PM responds to incident
Mr Johnson himself tweeted on Monday evening: “The behaviour directed at the leader of the opposition tonight is absolutely disgraceful. All forms of harassment of our elected representatives are completely unacceptable.
“I thank the police for responding swiftly.”
While Home Secretary Priti Patel said that all MPs “must be able to go about their lives without fear of threats or intimidation”.
A Labour source revealed Sir Keir was back at his desk straight after the incident.
The Metropolitan Police said in a statement: “Shortly after 5.10pm on Monday, February 7, a man who had been surrounded by a group of protesters near to New Scotland Yard, was taken away from the scene by a police car.

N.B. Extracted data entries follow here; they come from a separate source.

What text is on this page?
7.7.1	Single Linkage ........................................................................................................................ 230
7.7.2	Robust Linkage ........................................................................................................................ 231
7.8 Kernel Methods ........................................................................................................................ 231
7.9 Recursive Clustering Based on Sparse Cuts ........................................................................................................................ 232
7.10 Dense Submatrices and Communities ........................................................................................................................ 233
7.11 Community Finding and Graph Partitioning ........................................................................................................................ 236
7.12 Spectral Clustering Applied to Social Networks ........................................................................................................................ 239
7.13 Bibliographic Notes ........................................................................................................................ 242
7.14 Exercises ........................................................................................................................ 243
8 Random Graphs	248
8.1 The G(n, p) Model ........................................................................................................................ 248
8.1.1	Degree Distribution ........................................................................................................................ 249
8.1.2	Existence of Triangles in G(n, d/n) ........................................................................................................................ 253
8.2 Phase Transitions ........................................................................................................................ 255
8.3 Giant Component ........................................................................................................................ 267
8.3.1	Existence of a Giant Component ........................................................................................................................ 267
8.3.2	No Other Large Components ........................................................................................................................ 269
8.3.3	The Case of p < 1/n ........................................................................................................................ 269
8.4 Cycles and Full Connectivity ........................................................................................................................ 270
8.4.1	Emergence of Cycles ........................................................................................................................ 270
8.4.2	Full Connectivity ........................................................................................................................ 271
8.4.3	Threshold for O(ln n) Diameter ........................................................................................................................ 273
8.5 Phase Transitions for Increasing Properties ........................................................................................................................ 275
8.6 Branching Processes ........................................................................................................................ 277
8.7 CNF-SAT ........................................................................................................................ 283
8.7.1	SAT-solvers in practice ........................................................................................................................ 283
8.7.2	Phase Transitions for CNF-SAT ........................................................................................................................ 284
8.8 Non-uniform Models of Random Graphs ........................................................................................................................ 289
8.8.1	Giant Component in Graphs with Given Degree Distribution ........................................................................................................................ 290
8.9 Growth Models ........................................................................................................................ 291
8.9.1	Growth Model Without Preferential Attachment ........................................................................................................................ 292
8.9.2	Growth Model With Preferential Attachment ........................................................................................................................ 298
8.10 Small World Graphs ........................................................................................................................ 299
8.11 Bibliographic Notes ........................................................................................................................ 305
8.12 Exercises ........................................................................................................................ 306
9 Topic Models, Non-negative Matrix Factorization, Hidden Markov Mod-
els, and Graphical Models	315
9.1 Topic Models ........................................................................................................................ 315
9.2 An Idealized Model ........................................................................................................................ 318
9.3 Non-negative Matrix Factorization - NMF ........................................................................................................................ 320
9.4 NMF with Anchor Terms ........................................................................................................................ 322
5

“A man and a woman were arrested at the scene for assault of an emergency worker after a traffic cone was thrown at a police officer.
“They have been taken into custody.”
The prime minister last week saw his policy chief, Munira Mirza, quit over his use of the Savile claim about Sir Keir.
She resigned from her Number 10 role after revealing she had implored Mr Johnson to apologise for the remarks.
Despite attempting to “clarify” his claim about the Labour leader, the prime minister has stopped short of apologising for the comments.